On par with the crash in 1987
2008-2009 crisis was a 57% decline
Dot com bubble was a 49% drop
1973 oil crisis was a 48% decline
Bear market during Nixon era was a 36% decline
Great depression was an 86% drop
WWII caused a 77% drop
RRA’s Conversations With NY-Based Bankers
Shelter-in-Place
Best-case scenario, it will be another 3-4 weeks for NY and CA, but likely longer.

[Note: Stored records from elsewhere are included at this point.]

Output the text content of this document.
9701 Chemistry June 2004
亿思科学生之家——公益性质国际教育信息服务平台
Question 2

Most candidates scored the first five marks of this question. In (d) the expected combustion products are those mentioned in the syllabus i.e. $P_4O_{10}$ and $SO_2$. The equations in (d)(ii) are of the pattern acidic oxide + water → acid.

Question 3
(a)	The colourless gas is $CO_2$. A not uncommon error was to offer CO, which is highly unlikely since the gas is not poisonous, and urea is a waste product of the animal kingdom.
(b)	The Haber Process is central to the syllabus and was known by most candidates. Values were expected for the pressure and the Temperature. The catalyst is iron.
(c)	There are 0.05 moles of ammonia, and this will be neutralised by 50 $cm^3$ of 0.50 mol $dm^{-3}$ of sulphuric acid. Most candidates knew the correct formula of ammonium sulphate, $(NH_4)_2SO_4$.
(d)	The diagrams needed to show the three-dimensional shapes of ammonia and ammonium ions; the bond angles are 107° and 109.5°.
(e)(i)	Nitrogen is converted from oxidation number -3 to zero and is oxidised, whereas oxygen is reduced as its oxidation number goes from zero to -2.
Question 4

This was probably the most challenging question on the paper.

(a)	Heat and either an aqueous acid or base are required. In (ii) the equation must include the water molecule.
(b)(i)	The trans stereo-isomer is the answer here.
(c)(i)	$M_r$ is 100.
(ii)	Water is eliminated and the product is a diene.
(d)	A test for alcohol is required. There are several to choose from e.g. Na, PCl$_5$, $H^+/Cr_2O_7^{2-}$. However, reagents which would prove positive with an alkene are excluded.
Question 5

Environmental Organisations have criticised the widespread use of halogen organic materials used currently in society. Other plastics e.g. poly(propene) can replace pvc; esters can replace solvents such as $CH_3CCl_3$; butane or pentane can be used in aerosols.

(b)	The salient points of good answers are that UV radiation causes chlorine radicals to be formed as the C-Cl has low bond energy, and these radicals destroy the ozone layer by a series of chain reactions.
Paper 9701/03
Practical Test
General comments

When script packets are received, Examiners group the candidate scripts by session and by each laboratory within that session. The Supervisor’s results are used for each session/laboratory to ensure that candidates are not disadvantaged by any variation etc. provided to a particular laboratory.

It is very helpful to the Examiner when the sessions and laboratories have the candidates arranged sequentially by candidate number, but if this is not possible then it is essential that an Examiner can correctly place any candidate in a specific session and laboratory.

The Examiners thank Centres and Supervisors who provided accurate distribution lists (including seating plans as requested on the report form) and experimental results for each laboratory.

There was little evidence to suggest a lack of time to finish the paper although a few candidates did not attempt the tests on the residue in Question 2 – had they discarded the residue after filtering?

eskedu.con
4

Other states are not even on the radar yet and likely to have even steeper curves.
Investing Landscape
Life sciences investing has held up pretty well; there’s an increased focus on corporate preparedness (preparing for activists/unsolicited takeovers).
Some larger clients don’t want to seem predatory but are taking advantage of lower valuations, so there’s an uptick in partnerships.
Equity capital markets are essentially shut down, so biotechs will start feeling the pinch.
We’ve shifted from being a seller’s market to a buyer’s market – large pharma are in the driver’s seat again, and biotechs are there to listen.
Trial Timelines
Big pharma, likely a 6-month delay for all trials; closer to 3 for biotech.
A lot of the hospitals in NY have closed their facilities to clinical trials.
FDA is giving more leeway regarding changing trials and moving to virtual follow-ups, but it’s not enough to withstand the delays.
Likely a good time for digital health companies to expand.